BY DAN
Before Sunday’s debacle, the Fox coverage reported that the Raiders warmed up for forty five minutes in the hot Sydney sun. You could see a sheen on a Elliott Whitehead’s face as the cameras panned to him in the dressing room, and I complemented him on the decision to shave his beard because it was obviously hot. Such was the effort that Josh Papalii allegedly needed attention for his knee before taking the field for the actual game. It was almost like the side had gone through a training session.
Then they went out and stunk up the joint.
It was a curious thing to do before a trial. Outside of the first twenty minutes the forwards were monstered. The team made 15 errors across the match, evenly distributed across the 80 minutes (four in the first twenty, 7 in the first half). The edges looked lethargic and often got cooked simply through what we considered lack of effort – such as Jack Wighton standing still when he and Harley Smith-Shields were outnumbered, or Corey Harawira-Naera not being willing or able to chase a defender inside-out, and thus forcing outside defenders to come in, creating an overlap.

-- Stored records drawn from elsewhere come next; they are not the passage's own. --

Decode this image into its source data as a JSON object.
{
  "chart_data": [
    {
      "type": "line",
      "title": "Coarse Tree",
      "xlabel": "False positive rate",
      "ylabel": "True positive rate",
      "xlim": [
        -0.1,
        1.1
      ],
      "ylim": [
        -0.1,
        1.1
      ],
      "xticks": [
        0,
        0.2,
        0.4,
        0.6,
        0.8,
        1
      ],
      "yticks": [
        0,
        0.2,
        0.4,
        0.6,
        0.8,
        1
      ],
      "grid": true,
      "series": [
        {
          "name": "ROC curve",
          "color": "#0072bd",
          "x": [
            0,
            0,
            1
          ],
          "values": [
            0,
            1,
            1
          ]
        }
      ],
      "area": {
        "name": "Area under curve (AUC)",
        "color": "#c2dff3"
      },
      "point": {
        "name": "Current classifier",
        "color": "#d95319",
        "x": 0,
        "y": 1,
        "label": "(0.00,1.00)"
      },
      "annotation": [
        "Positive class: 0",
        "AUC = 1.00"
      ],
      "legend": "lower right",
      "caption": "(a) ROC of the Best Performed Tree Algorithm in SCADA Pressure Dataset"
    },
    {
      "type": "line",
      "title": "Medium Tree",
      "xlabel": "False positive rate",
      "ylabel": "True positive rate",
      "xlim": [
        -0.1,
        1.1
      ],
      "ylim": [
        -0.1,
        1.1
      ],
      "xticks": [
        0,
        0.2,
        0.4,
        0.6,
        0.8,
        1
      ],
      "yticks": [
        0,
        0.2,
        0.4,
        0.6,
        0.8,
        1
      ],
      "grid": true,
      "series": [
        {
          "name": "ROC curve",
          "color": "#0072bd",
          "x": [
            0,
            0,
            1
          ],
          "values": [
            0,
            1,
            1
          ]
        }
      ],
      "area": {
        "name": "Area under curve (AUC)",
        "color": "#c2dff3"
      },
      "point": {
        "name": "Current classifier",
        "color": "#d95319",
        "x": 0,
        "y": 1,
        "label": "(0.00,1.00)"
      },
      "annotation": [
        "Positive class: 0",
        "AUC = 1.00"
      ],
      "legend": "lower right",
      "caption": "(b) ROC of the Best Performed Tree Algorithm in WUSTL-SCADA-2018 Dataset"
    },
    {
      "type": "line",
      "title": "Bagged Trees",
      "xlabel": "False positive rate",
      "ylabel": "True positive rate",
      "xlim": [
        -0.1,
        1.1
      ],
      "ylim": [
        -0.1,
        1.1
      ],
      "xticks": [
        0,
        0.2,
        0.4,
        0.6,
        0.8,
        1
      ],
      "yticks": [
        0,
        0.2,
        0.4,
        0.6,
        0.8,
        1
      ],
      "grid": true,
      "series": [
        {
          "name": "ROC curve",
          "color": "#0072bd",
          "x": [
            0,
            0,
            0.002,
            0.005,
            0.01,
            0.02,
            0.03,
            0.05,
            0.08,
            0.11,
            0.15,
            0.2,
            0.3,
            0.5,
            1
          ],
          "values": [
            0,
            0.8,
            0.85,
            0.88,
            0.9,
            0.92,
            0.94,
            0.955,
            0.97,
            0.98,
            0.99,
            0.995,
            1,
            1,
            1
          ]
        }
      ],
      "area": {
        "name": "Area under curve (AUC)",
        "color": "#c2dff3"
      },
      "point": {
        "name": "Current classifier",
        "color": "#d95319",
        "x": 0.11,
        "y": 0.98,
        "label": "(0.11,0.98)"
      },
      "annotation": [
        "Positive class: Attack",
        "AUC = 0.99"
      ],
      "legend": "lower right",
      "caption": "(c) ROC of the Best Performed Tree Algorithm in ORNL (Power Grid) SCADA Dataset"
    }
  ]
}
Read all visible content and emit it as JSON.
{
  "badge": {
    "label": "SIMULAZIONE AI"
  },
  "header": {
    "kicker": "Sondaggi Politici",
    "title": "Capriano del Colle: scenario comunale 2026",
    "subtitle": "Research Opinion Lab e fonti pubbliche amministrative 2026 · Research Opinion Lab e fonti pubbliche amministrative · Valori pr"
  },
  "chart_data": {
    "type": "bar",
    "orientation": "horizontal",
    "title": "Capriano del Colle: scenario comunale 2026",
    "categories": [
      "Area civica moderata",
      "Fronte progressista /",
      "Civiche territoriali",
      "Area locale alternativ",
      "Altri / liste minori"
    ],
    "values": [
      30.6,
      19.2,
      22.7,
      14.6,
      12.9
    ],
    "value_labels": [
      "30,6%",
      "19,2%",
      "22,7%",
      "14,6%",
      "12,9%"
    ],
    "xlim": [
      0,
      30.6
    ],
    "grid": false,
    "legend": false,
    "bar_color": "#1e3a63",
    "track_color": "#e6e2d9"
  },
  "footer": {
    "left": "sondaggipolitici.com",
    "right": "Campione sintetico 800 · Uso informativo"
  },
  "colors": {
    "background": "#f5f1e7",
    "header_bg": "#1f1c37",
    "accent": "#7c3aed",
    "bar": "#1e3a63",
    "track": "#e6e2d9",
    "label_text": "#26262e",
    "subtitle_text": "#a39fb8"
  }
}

While putting this outcome solely at the feet of fatigue, it’s an interesting thing to consider. Did Canberra fall apart because Stuart cooked them before the game? Certainly some of the above can be blamed, at least in part, on some degree of fatigue. How they collapsed when Jordan Rapana went off to spend ten minutes cooling his heels also supported this. Most good teams can survive a ten minute period a player short. The Raiders have even done it before (let’s all bask in the glory of the 2019 preliminary final for a little bit). But in this game it was three tries in ten minutes and barely any completed sets in the intervening period.
The obvious interpretation (and one put in my head by several of you) is that Stuart sees a couple of games coming that will be a ridiculous test of fatigue and is preparing his team accordingly. The Raiders first two games are basically games in summer Queensland sun, which, fuck man, should probably be an OH&S issue. Like coaches whipping out soapy balls to practice for wet weather games, perhaps the extra miles in the legs pre-game was an attempt to mirror the fatigue the Milk will feel after the scorching northern sun burns the intelligence out of them.
If this was the case, I’d love to know how much input new conditioning guru, High Performance Manager Josh Strahorn, had into it. It may have been his plan, or at least the elongated warm-up designed by him for maximum impact. One would hope it was built as an evidence-informed strategy, not an old school hunch. As we noted earlier, Josh Papalii’s knee needed treatment, and deliberately putting bodies in fatigue before an elite sport outing would surely carry with it greater risk than a normal outing (worth noting: I am not a doctor, not a sports scientist, and got tired carrying shopping bags full of Doritos and ice cream from the car to my kitchen today).
Will it work? Canberra has never really performed well in the tropics, so lord knows it’s not as simple as the win/loss ratio coming its way. They could lose both games and perform better than they’ve performed at both Townsville or Redcliffe in recent years. Remember the collapse against the Warriors last year? Remember how they were absolutely overwhelmed by a Cows side that played like they’d discovered a 44-gallon drum full of pre-workout while the Raiders had eaten a big roast before walking out onto the field? Marginal changes like this might not overturn a massive gap in performance, but at the margins it might be important.
Is that the plan? Will this work? Is this a stroke of genius or madness? Is Ricky Stuart a better than average coach? A good coach hamstrung by a small market? A bad coach that is a good recruiter? These and other questions will only be answered in the fullness of time. In the meantime maybe it, alongside the side’s habitual hatred of trial matches, is enough to help you keep that sweet, sweet, optimism around a little longer.